- Directed by: Ridha Behi
- Written by: Ridha Behi
- Produced by: Ziad Hamzeh
- Starring: Marlon Brando Ridha Behi
- Production companies: Alya Films Hamzeh Mystique Films Cinemada
- Release date: 8 September 2011 (Toronto International Film Festival);
- Running time: 90 minutes
- Country: France
- Languages: French English

= Always Brando =

Always Brando is a 2011 film directed by Tunisian director Ridha Behi. Originally titled Brando and Brando, it was set to star Marlon Brando and Christian Erickson until Brando's death. The film premiered at 2011 Toronto International Film Festival then Abu Dhabi Film Festival where producers Ziad Hamzeh and Ridha Behi received the Black Pearl award for best producers.

==Plot==
The film is about a Tunisian man who looks like Marlon Brando trying to "make it big" in Hollywood.

==Cast==
- Anis Raach as Anis
- Souhir Ben Amara as Zina
- Marlon Brando as himself (archive footage)
- Christian Erickson
- Ridha Behi
- Ziad Hamzeh English Narration

==Background==
The project was on hold due to the star's death but the script has been reworked to continue the project.
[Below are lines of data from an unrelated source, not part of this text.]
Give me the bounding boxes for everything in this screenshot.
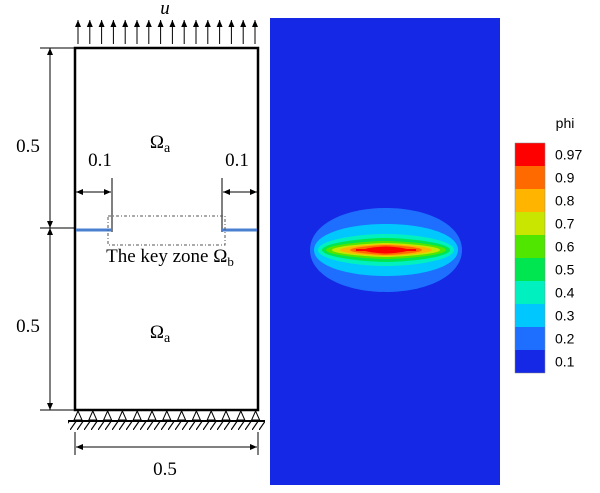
colorbar-label: 0.9 [555,170,575,186]
colorbar-label: 0.7 [555,216,575,232]
colorbar-label: 0.97 [555,147,582,163]
colorbar-swatch [515,212,545,235]
support [176,409,187,421]
colorbar-label: 0.2 [555,331,575,347]
colorbar-label: 0.3 [555,308,575,324]
region-sub: a [164,331,171,346]
support [162,409,172,421]
key-zone-box [107,215,226,246]
phase-field [270,18,500,485]
support [73,409,83,421]
colorbar-label: 0.4 [555,285,575,301]
domain-boundary [73,46,260,412]
colorbar-swatch [515,235,545,258]
dimension-label: 0.1 [225,150,249,171]
support [206,409,216,421]
key-zone-sub: b [227,254,234,269]
support [221,409,231,421]
colorbar-swatch [515,189,545,212]
colorbar-label: 0.5 [555,262,575,278]
colorbar-frame [514,142,546,374]
colorbar-swatch [515,281,545,304]
colorbar-label: 0.1 [555,354,575,370]
region-symbol: Ω [150,132,164,153]
load-arrows [75,20,258,44]
colorbar-swatch [515,304,545,327]
ground-hatch [68,421,265,430]
colorbar-swatch [515,143,545,166]
colorbar-title: phi [556,115,575,131]
colorbar-swatch [515,166,545,189]
dimension-label: 0.5 [153,459,177,480]
supports [73,409,261,421]
colorbar-swatch [515,258,545,281]
region-label: Ωa [150,132,171,156]
dimension-label: 0.5 [16,136,40,157]
support [88,409,98,421]
support [117,409,128,421]
colorbar-swatch [515,327,545,350]
colorbar-label: 0.8 [555,193,575,209]
load-label: u [160,0,170,19]
region-label: Ωa [150,322,171,346]
key-zone-text: The key zone Ω [106,246,227,267]
support [102,409,113,421]
support [132,409,142,421]
support [147,409,157,421]
dimension-label: 0.5 [16,316,40,337]
dimension-label: 0.1 [88,150,112,171]
support [250,409,261,421]
key-zone-label: The key zone Ωb [106,246,234,269]
support [236,409,246,421]
support [191,409,202,421]
colorbar-swatch [515,350,545,373]
region-symbol: Ω [150,322,164,343]
colorbar-label: 0.6 [555,239,575,255]
region-sub: a [164,141,171,156]
colorbar: phi 0.97 0.9 0.8 0.7 0.6 0.5 0.4 0.3 0.2 0.1 [514,115,582,374]
schematic: u 0.5 0.5 0.1 0.1 The key zone Ωb Ωa Ωa … [16,0,265,480]
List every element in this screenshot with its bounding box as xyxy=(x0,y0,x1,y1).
Filming began in 2010 with the film due for release in 2011. Originally, the project was announced at the 2004 Cannes Film Festival as a project starring Marlon Brando and originally to be titled Brando and Brando, with Brando portraying himself. Behi initially had difficulties approaching Brando and getting him to sign onto the project, with their initial meeting lasting over 5 hours. Brando eventually threw himself into the project, working with Behi on the script and making "significant changes" to "a story of broken spirits". Brando was quoted as saying of the script: "I've found it very deeply affecting." Up to a week before his death, Brando was working on the script in anticipation of a July/August 2004 start date, in Tunisia and Los Angeles. Production was suspended in July 2004 following Brando's death, at which time Behi stated that would continue the film as an homage to Brando.

==Production==
Production resumed two years later under the new title of Always Brando. The original script called for the protagonist to come face to face with Brando, but following Brando's death, and while still embodying this story, the film will now chronicle Behi's own problems in making the movie, and will include footage of Brando that Behi shot before Brando's death, becoming part fiction and part documentary.